Cannabis and FDA Approval

Cannabis has been used to treat ailments for thousands of years, and even still, the Food and Drug Administration has not approved cannabis for the treatment of any medical condition.

  • However, in June of 2018, cannabidiol, a substance present in cannabis, was approved as a treatment for certain types of epilepsy.

Recent efforts toward legalization have further intensified this tension between widespread belief that cannabis treats a variety of ailments and little scientific understanding of its effects. Research advises that cannabis may be beneficial in treating conditions such as chronic pain, alcoholism, drug addiction, depression, anxiety, cancer, epilepsy, and several sclerosis. At the other end of the spectrum is the plethora of studies that have found disadvantage associations between cannabis use and health such as mental health problems, testicular cancer, and respiratory diseaseā€¦ There is evidence that demonstrates both the harms and health benefits of cannabis.

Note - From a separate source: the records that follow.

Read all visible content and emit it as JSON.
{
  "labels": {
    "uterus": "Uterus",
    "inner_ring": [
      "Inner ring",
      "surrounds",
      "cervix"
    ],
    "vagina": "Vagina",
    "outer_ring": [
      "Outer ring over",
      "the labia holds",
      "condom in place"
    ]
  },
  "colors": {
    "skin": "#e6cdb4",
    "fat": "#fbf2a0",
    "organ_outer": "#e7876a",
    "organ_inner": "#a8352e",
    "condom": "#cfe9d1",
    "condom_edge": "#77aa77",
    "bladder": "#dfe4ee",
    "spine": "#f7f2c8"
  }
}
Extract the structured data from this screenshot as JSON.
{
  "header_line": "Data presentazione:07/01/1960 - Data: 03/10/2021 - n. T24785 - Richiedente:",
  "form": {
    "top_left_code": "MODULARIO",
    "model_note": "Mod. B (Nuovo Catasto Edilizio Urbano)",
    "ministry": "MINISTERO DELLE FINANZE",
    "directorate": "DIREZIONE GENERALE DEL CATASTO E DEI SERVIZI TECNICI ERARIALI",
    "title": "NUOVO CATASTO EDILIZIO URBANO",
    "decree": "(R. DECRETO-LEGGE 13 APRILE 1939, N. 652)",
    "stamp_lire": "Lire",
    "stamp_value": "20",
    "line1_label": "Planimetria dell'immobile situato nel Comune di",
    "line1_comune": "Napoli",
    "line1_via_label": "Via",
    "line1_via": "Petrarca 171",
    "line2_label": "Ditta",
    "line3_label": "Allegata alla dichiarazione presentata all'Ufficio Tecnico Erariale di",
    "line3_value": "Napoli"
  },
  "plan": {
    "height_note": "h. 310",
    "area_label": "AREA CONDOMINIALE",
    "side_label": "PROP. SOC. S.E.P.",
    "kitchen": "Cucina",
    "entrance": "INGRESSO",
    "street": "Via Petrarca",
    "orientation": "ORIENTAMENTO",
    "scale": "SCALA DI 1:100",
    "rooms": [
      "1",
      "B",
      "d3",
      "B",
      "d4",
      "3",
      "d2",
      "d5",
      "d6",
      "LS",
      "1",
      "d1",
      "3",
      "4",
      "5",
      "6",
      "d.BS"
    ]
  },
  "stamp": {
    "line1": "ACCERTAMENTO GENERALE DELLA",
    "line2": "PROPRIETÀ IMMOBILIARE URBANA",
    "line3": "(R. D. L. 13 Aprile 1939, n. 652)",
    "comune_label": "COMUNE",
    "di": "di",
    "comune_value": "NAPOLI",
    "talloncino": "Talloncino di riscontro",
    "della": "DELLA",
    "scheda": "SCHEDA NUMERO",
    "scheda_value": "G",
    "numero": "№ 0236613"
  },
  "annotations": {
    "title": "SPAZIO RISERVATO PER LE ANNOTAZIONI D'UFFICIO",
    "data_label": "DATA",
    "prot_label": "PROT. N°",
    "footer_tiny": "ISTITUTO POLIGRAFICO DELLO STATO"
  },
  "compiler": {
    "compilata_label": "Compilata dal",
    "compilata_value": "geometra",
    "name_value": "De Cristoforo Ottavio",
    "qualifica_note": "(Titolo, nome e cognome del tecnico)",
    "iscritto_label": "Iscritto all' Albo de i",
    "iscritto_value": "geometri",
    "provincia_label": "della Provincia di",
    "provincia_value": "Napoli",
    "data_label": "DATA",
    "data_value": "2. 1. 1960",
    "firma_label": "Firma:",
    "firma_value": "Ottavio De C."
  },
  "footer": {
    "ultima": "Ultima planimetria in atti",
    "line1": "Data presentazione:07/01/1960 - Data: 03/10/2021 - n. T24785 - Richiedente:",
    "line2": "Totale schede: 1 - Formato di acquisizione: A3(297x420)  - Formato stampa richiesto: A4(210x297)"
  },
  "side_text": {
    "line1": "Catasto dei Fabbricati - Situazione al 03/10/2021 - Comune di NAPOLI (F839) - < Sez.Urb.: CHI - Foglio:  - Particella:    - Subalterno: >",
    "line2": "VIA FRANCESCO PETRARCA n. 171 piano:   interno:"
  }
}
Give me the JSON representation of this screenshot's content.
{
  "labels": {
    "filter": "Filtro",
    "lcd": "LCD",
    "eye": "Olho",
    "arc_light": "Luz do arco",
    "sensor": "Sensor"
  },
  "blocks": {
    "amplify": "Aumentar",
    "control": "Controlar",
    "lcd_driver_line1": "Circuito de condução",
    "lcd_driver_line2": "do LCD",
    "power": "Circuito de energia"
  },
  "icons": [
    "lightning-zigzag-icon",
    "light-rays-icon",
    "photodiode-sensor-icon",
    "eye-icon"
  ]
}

More research is needed to determine the full public health implications of increased cannabis use, despite recent comprehensive reviews of scientific studies evaluating the benefits and harms of cannabis. The Drug Enforcement Administration classifies cannabis as a Schedule I controlled substance, which discourages researchers in this section from studying cannabis and cannabinoids. Whenever you use cannabis for medical reasons, you and your physician should carefully consider how these factors relate to your illness and health history. There is some evidence to support the use of cannabis for pain relief, but you should avoid it if you have a history of mental illness.